In theory, you can use all 26 bit of the STM32U MDF in the CIC stage. In practice, I recommend to stay < 25 bit to avoid artifacts and saturation.

Hello @Andreas Köpke​,

Can you provide more details about your observation, please?

In which condition you saw artefacts and saturation?

Thank you for your feedback,

Gwénolé

Another point,

The MDF FIFO is set to 24 bits like CIC output can be extended to 26 bits. Then, to fit with FIFO it's mandatory to use the SCALE block.

In case you enabled the INT block after CIC + SCALE blocks, then there is no possibility to adjust the output size from 26 bits to 24 bits.

Best regards,

Gwénolé

I use the B-U585I-IOT02A, modified VREF+ pin to be powered from internal VREFBUF 1.5V. Then I use the DAC1 to produce a sine wave, it gets quite close to the rails.

The offset of the oscilloscope is around 35mV:

Then I sample the signal with the ADC1 from PA4, also using 1.5V as reference voltage using a pretty plain setup (no oversampling etc) and feed it to the MDF.

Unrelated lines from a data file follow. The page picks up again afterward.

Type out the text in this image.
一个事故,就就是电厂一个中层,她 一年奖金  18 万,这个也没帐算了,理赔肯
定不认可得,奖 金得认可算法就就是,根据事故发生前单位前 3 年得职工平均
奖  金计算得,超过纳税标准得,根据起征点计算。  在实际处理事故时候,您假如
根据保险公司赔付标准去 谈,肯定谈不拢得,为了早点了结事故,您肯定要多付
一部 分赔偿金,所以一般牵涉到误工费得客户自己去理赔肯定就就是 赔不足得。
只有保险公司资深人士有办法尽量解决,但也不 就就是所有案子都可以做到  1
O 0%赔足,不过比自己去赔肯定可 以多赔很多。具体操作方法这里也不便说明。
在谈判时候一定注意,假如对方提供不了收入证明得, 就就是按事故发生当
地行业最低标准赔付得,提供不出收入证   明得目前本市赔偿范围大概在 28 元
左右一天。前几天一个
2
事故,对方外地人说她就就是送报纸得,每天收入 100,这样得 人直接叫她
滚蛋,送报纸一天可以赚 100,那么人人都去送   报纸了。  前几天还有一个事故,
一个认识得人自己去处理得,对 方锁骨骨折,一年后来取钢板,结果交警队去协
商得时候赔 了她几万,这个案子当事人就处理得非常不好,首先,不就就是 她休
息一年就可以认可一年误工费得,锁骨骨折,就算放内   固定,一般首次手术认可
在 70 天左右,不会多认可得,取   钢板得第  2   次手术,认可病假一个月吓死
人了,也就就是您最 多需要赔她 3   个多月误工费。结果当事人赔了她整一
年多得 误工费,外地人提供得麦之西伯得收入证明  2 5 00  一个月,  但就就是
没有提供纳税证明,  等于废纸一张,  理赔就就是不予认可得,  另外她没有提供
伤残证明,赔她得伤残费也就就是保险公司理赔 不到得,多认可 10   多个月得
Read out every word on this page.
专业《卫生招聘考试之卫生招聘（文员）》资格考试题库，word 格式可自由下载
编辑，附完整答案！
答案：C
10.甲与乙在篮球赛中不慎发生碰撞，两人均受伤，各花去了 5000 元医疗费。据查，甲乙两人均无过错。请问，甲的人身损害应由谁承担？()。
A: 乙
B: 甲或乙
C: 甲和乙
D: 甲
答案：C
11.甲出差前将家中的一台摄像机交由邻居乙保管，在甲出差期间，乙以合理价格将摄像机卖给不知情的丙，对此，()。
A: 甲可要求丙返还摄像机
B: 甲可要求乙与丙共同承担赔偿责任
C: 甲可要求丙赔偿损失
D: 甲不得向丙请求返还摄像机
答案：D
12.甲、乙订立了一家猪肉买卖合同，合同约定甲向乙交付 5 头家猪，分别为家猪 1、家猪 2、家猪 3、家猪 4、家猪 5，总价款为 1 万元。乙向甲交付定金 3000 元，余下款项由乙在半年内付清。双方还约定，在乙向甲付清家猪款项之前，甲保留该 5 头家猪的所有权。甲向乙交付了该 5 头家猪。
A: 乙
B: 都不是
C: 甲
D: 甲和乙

When I use the CIC stage with SINC5 and a decimation of 4, this should result in 24bit wide internal results.

Which gives a nice sine wave. However, if I use the same setup with decimation 5 then the internal results are 25.6bits wide - which is ok according to the datasheet - and I get this:

To get this, I had to switch off the SATuration interrupt.

I was not overly surprised, in my CIC simulation playing around with an "internal" width of 26, only 25bits were useful, before it saturated.

There is a little room for improvement by using the correct offset.

@Gwenole BROCHARD​ I've updated the thread.

Hello @Andreas Köpke​,

From your inputs, here are my comments:

• Sinc5 - Dec4 the maximum amplitude read is 1.3e8 which can be represented on 27.9 bits. The maximum value on 24 bits is +/- 8.39e6
• Sinc5 - Dec5, firstly there is an offset in the injected signal. It seems that with a full scale signal (14 bits) + offset a wrap-around occurs.

I will reproduce on my side but I don't expect an issue with the MDF. I come back with further analysis.

Thank you for sharing the details.

Best Regards,

Gwénolé

@Gwenole BROCHARD​ 

My test code on PC looks like this:

// downsample: drop D values after integrator section, then comb
// https://www.dsprelated.com/showarticle/1337.php
// the CIC uses weight * <IC> elements
// delay lines hold one element for each <IC> element of the CIC
 
int32_t intDelay[weight];
int32_t combDelay[weight];
memset(intDelay, 0, sizeof(intDelay));
memset(combDelay, 0, sizeof(combDelay));
 
unsigned j = 0;
unsigned combCnt = 0;
double cicGain = pow(downsample, weight);
 
for (unsigned i = 0; i < NSIZE; i++)
{
 int32_t x = in[i][0];
 x <<= cicShift;
 for (unsigned k = 0; k < weight; k++) {
 x += intDelay[k]; // sum to element in delay line
 intDelay[k] = x; // store new sum in delay line
 }
 // downsampler
 combCnt++;
 if (combCnt >= downsample) {
 // comb section
 combCnt = 0;
 for (unsigned k = 0; k < weight; k++) {
 int32_t ov = combDelay[k]; // get old value from delay line
 combDelay[k] = x; // add new value to delay line
 x -= ov; // substract old value from new value
 }
 in[j++][0] = x / cicGain / (1 << cicShift);
 }
}

with in is the input (and output) data,

I want to run an FFT on it, so it's a two dimensional array of doubles. I only use the real part here. NSIZE is obviously the number of elements in the array.

weight is the CIC order, downsample is the decimatio ratio, cicShift is used to simulate the limited number of bits in the MDF CIC stage. cicGain has a correspondence to the MDF SCALE stage.

@Gwenole BROCHARD​ was so kind to simulate it and could not reproduce it - using the exact same setup. Since mathematics works, this claim is wrong: There must be differences in the setup.

Possible sources are:

1. The ST simulation does not match the chip (my simulation code as posted here gives the result of the chip)
2. The simulation test harness does not use the same width - the Reference manual gives only results for ADC with 12bit resolution, so this is a possibility.
3. The simulated ADC has a difference in the top values (the datasheet mentions 0.2V from rail as maximum possible output for buffered DAC, but my board reaches rail). If the simulation uses the values from the datasheet, then there is a possible gap.
4. Last but not least (for now) there may be a difference in the sampling rate, which I did not mention so far. I'm clocking the ADC1 from a PLL with 5.632 MHz, 5 samples ts, 14 bit resolution. This results in a sampling rate of 256 kHz. The input signal has a frequency of ~ 200Hz.